Rakesh-Dakshina from Madurai, who rented a plane for two hours and got married in the wedding sky. Family members who flew from Madurai to Bangalore after getting married by SpiceJet flight from Bangalore to Madurai. #COVID19India #lockdown @TV9Telugu #weddingrestrictions pic.twitter.com/9nDyn3MM4n— DONTHU RAMESH (@DonthuRamesh) May 23, 2021
An official from the Directorate General of Civil Aviation (DGCA) told the Times of India that the SpiceJet staff aboard the flight had been taken off duty.
A SpiceJet spokesperson told the Indian Express that the Boeing 737 was booked from Madurai to Bangalore by a travel agent for a trip after a wedding.
The spokesperson said the client was “clearly briefed on Covid guidelines to be followed and denied permission for any activity to be performed onboard”.
India is suffering a devastating second wave of coronavirus that has killed at least 300,000 people, according to official figures. Experts estimate that the real death toll is far higher.
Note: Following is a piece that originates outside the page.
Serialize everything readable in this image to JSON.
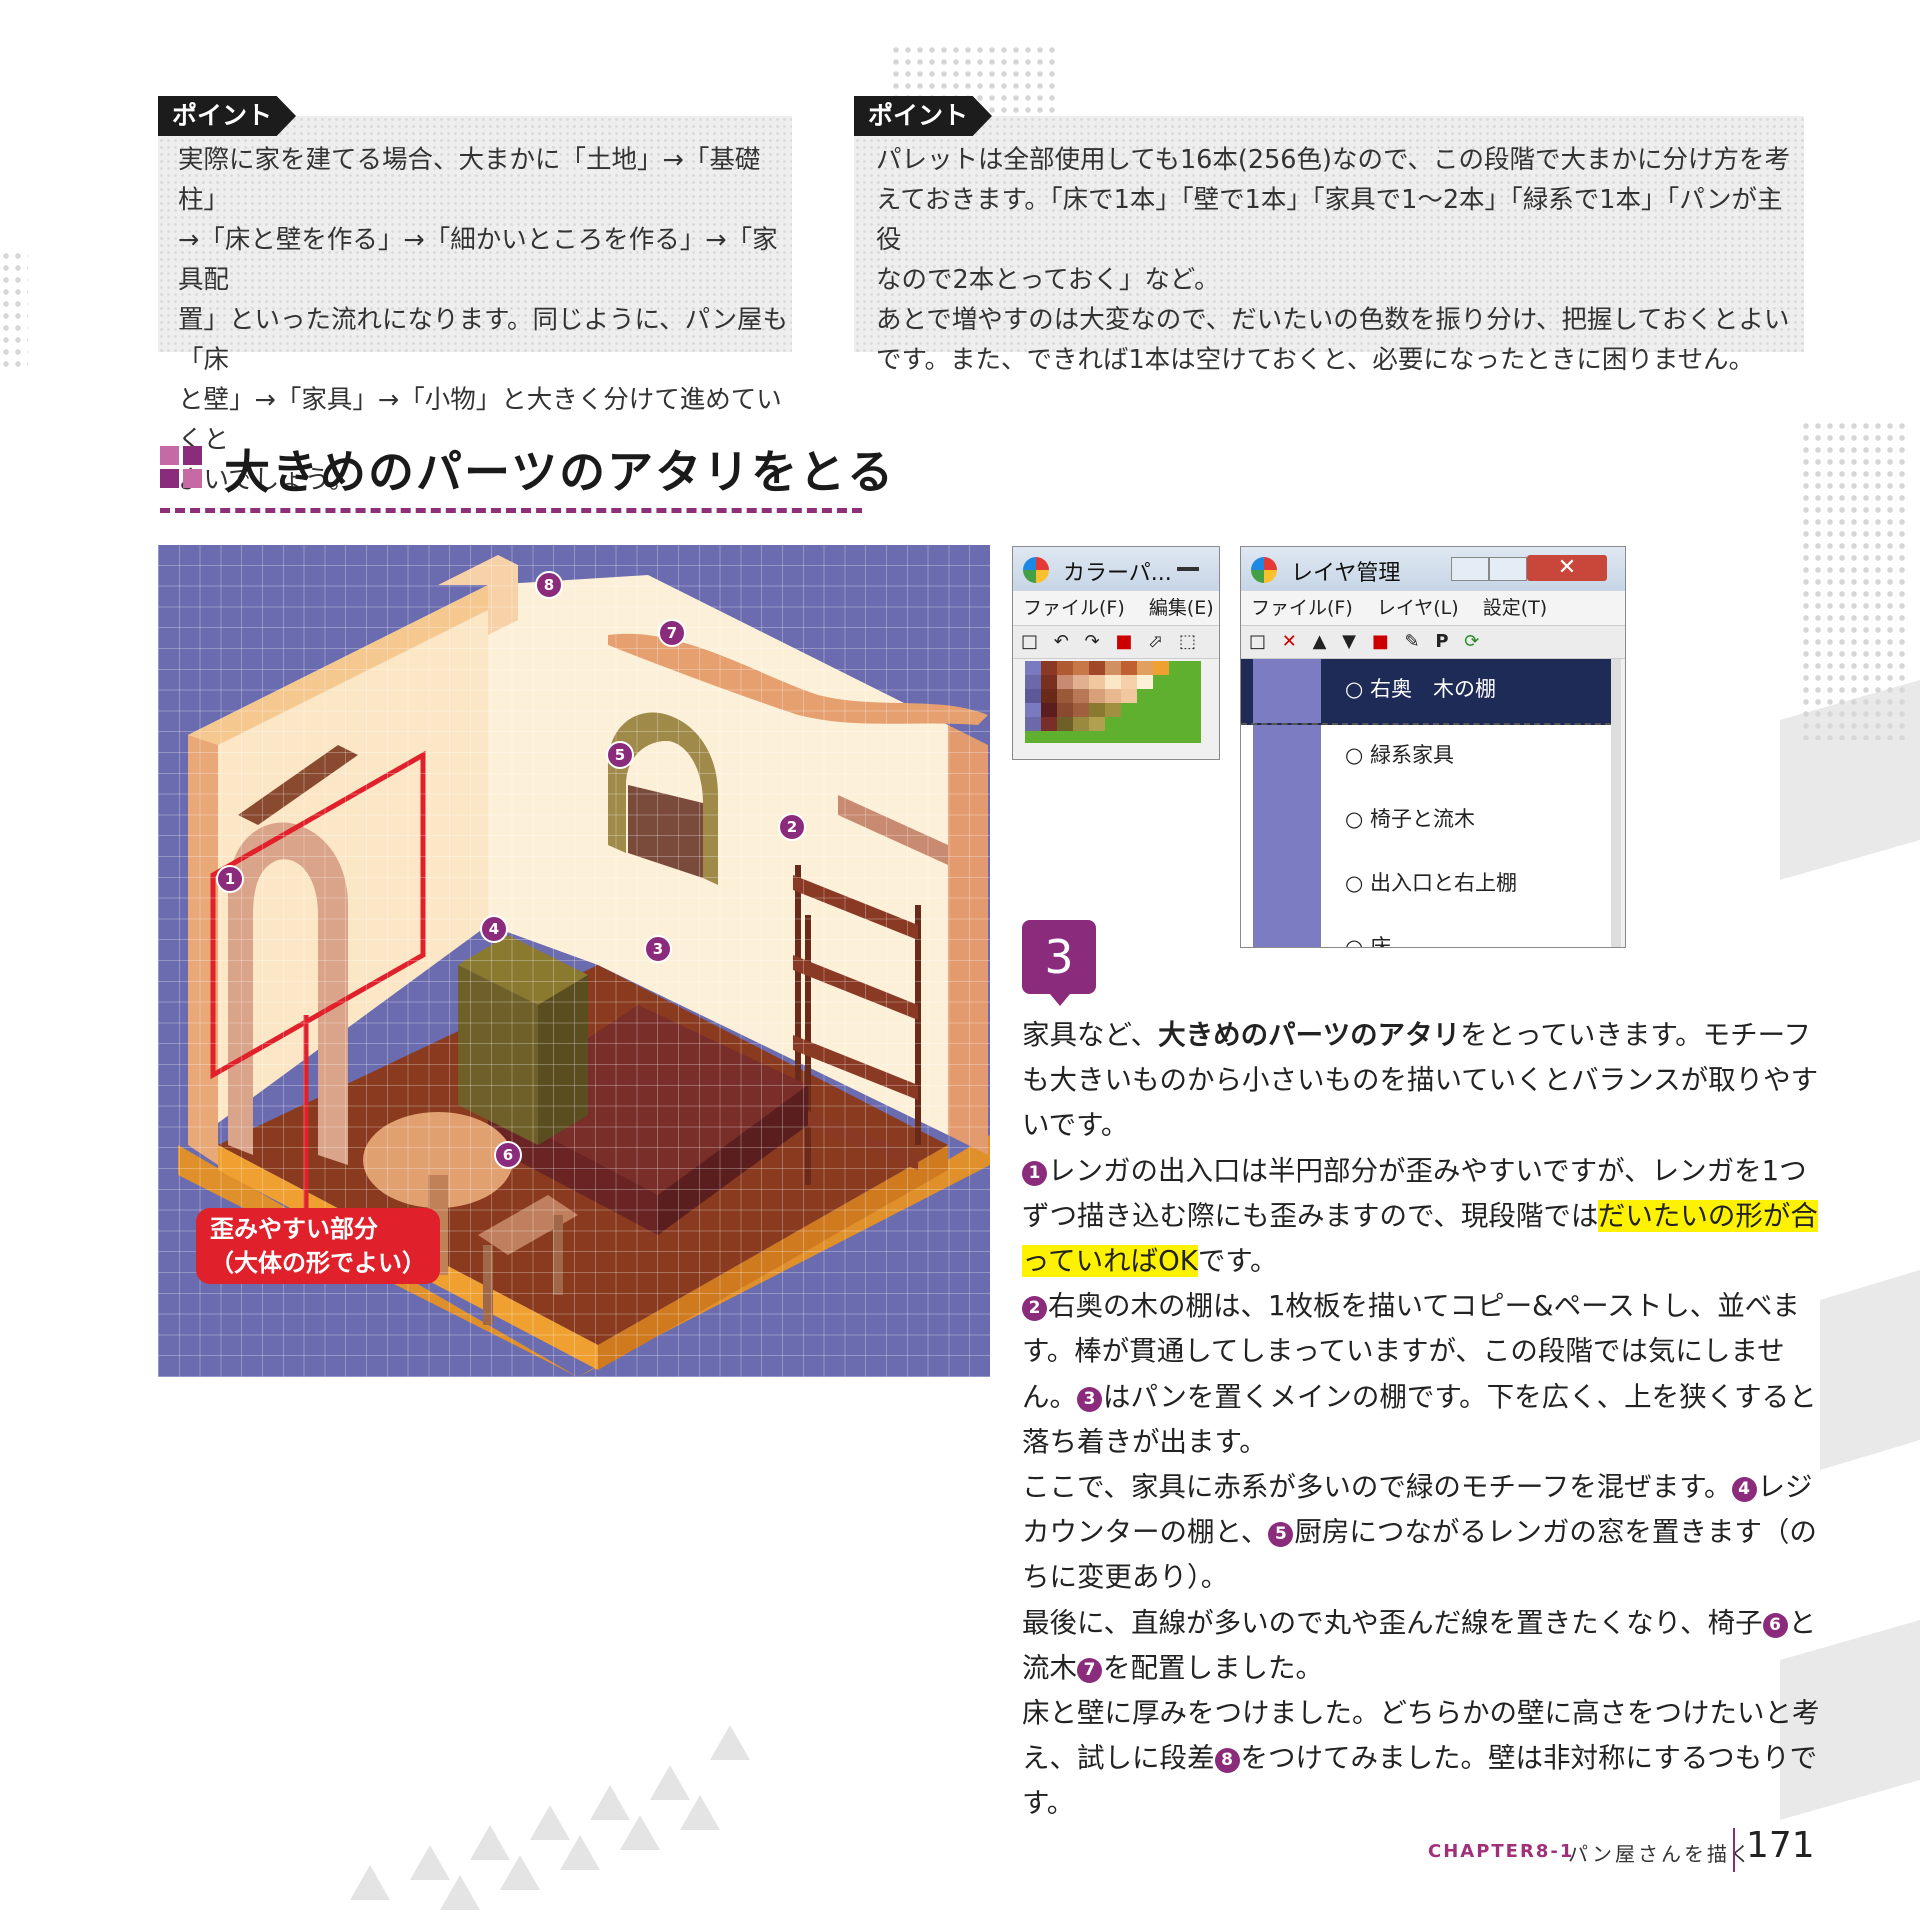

Hospitals and crematoriums in the country have been overwhelmed in recent weeks, leading to severe oxygen shortages and bodies being burned around the clock.
Many families unable to afford the costs of cremation have illegally buried their loved ones on the banks of the river Ganges or pushed their bodies into the river’s waters, raising fears that the death toll is being significantly under-counted.
Recent schemes, like health insurance and subsidised medicines for the poor, are not helping because very little has been done in decades to increase the number of medical staff or hospitals.